Output capacitor also should have enough ripple current rating to absorb output switching ripple current. To get good loop stability, the resonant frequency of the output inductor and output capacitor should be designed between 10 kHz and 20 kHz. The preferred ceramic capacitor is 25-V X7R or X5R for output capacitor. Minimum 7 pcs of 10-μF 0603 package capacitor is suggested to be placed as close as possible to Q3&Q4 half bridge (between Q4 drain and Q3 source terminal). Total minimum output effective capacitance along VSYS distribution line is 50 μF refers to Table 9-1. Recommend to place minimum 20-μF MLCC capacitors after the charge current sense resistor for best stability.

Ceramic capacitors show a dc-bias effect. This effect reduces the effective capacitance when a dc-bias voltage is applied across a ceramic capacitor, as on the output capacitor of a charger. The effect may lead to a significant capacitance drop, especially for high output voltages and small capacitor packages. See the manufacturer's data sheet about the derating performance with a dc bias voltage applied. It may be necessary to choose a higher voltage rating or nominal capacitance value in order to get the required capacitance value at the operating point.
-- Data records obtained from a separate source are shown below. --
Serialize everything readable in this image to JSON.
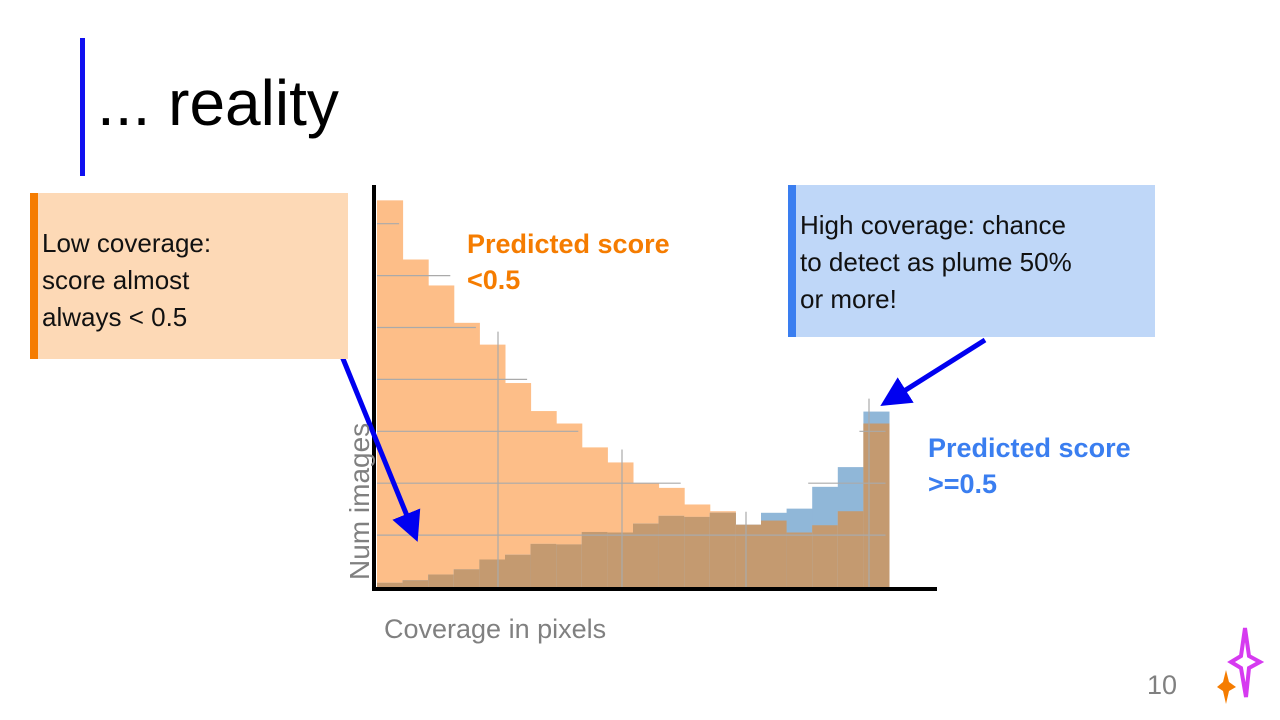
{
  "slide": {
    "title": "... reality",
    "page_number": "10",
    "left_callout": [
      "Low coverage:",
      "score almost",
      "always < 0.5"
    ],
    "right_callout": [
      "High coverage: chance",
      "to detect as plume 50%",
      "or more!"
    ],
    "colors": {
      "accent_blue": "#1010F0",
      "orange": "#F57C00",
      "blue": "#3A7EF0"
    }
  },
  "chart_data": {
    "type": "bar",
    "subtype": "overlaid-histogram",
    "xlabel": "Coverage in pixels",
    "ylabel": "Num images",
    "bins": 20,
    "y_units": "gridline units (axis unlabeled)",
    "ylim": [
      0,
      7.6
    ],
    "grid": true,
    "series": [
      {
        "name": "Predicted score <0.5",
        "color": "#FDBE88",
        "values": [
          7.45,
          6.31,
          5.81,
          5.09,
          4.67,
          3.93,
          3.39,
          3.15,
          2.69,
          2.4,
          2.0,
          1.91,
          1.59,
          1.46,
          1.2,
          1.28,
          1.05,
          1.19,
          1.46,
          3.15
        ]
      },
      {
        "name": "Predicted score >=0.5",
        "color": "#90B7D8",
        "values": [
          0.08,
          0.13,
          0.24,
          0.34,
          0.53,
          0.62,
          0.83,
          0.82,
          1.06,
          1.05,
          1.22,
          1.37,
          1.35,
          1.43,
          1.2,
          1.43,
          1.51,
          1.93,
          2.31,
          3.38
        ]
      }
    ],
    "overlap_color": "#C49A70"
  }
}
Considering the 25-V 0603 package MLCC capacitance derating under 21-V to 23-V output voltage, the recommended practical capacitors configuration at VSYS output terminal can also be found in Table 9-1. Tantalum capacitors (POSCAP) can avoid dc-bias effect and temperature variation effect which are recommend to be used along VSYS output distribution line to meet total minimum effective output capacitance requirement.

Table 9-1 Minimum Output Capacitance Requirement
OUTPUT CAPACITORS vs TOTAL INPUT POWER 65 W 90 W 130 W
Minimum Effective Output Capacitance 50 μF 50 μF 50 μF
Minimum output capacitors at charger VSYS output terminal 7*10 μF (0603 25 V MLCC) 9*10 μF (0603 25 V MLCC) 9*10 μF (0603 25 V MLCC)
Additional output capacitors along VSYS distribution line 2*22 μF (25 V~35 V POSCAP) 2*22 μF (25 V~35 V POSCAP) 2*22 μF (25 V~35 V POSCAP)